The scenario described has been run about 12 times since 1991. The first full scale effort was, I think, at HISTORICON 93 or 94, with Wally Simon (he of the Basement) commanding the Republicans. It went badly from the start when the apocryphal Malraux squadron, ordered to bomb Ibarra’s Palace, clobbered the Garibaldini in the Bosque de Brihuega. It was a close fight, but the overall C.T.V. commander had uncanny luck with the aircraft rolls, and the CR 32 were in the air about twice as often as they should have been.
Wally was undone when Internationals coming up the Caraterra from Torija were strafed in their trucks by CR 32s. Usually, however, perhaps 8-9 out of 12 times, the C.T.V. has been vanquished in the historic manner.
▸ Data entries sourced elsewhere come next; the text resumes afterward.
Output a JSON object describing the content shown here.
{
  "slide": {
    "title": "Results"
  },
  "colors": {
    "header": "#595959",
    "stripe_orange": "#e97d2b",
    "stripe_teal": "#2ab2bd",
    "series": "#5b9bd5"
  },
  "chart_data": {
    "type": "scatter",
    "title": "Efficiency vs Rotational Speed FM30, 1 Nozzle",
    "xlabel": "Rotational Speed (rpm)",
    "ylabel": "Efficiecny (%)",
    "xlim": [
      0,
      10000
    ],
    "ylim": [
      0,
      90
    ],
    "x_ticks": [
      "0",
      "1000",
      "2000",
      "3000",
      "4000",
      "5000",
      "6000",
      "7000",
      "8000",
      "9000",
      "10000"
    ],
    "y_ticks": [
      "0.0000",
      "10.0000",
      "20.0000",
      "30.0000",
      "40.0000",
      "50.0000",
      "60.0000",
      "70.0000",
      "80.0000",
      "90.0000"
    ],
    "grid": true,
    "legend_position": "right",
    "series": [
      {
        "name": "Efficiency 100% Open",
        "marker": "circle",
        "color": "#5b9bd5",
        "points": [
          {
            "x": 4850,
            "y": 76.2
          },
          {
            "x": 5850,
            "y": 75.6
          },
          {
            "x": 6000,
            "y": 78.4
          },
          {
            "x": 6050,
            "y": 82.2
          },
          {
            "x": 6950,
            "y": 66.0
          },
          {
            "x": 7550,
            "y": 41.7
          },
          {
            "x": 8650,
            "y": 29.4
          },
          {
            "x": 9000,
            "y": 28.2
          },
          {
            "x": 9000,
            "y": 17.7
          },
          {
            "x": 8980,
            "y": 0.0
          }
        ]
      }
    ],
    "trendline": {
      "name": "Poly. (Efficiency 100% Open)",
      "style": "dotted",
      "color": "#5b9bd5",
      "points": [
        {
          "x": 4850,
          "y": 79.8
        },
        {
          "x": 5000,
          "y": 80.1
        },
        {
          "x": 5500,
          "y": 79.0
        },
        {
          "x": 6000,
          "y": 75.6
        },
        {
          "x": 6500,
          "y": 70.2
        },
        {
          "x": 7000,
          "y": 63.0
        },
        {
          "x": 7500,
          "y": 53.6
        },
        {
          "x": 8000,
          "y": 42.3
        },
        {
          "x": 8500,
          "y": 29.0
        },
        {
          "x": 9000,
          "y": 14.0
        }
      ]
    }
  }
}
The non-player character quality of the aircraft was probably most evident in a game, I think at FALL IN! 97. The C.T.V. player rolled up a CR 32 squadron with ground attack orders. His target priority was road traffic near Brihuega. The attacks were very effective. But all the road traffic in the indicated sector was C.T.V..
Of late, inspired by Jack Radey’s research, I have been playing with the Battle of Brihuega on the 18th of March 1937. It is quicker, dirtier, and more historically balanced. I retain the limited option for Italian fighter intervention (though historically the CTV rolled badly on that.) Essentially you find the C.T.V. with the 6th Blackshirts over the Tajuna, the 1st, 2nd, and 3rd Blackshirts (Dio Lo Voule Division) in and around Brihuega.
Opposite the 65th, composed of Carabineros, the 70th of Anarchists, the Movil de Choque and the XII Internationals with three strong battalions, a support gun battery, and some mortars. There are 4 tank and one armored car companies to play with. Each side gets three off board artillery gruppos, and the Republicans get 1-2 air strikes with an I-16, an I-15, an R-5, and an SB-2. I have been more generous than General Roatta, and left Dio lo Voule with Fiamme Nere’s 20mm battery. So far it hasn’t been enough. The C.T.V. has lost every time. At FALL IN 00! I was pleased that a barely victorious Republican player offered the unsolicited comment “We couldn’t have done it without the air force!” I am certain that the Republicans of 1937 were of exactly the same opinion.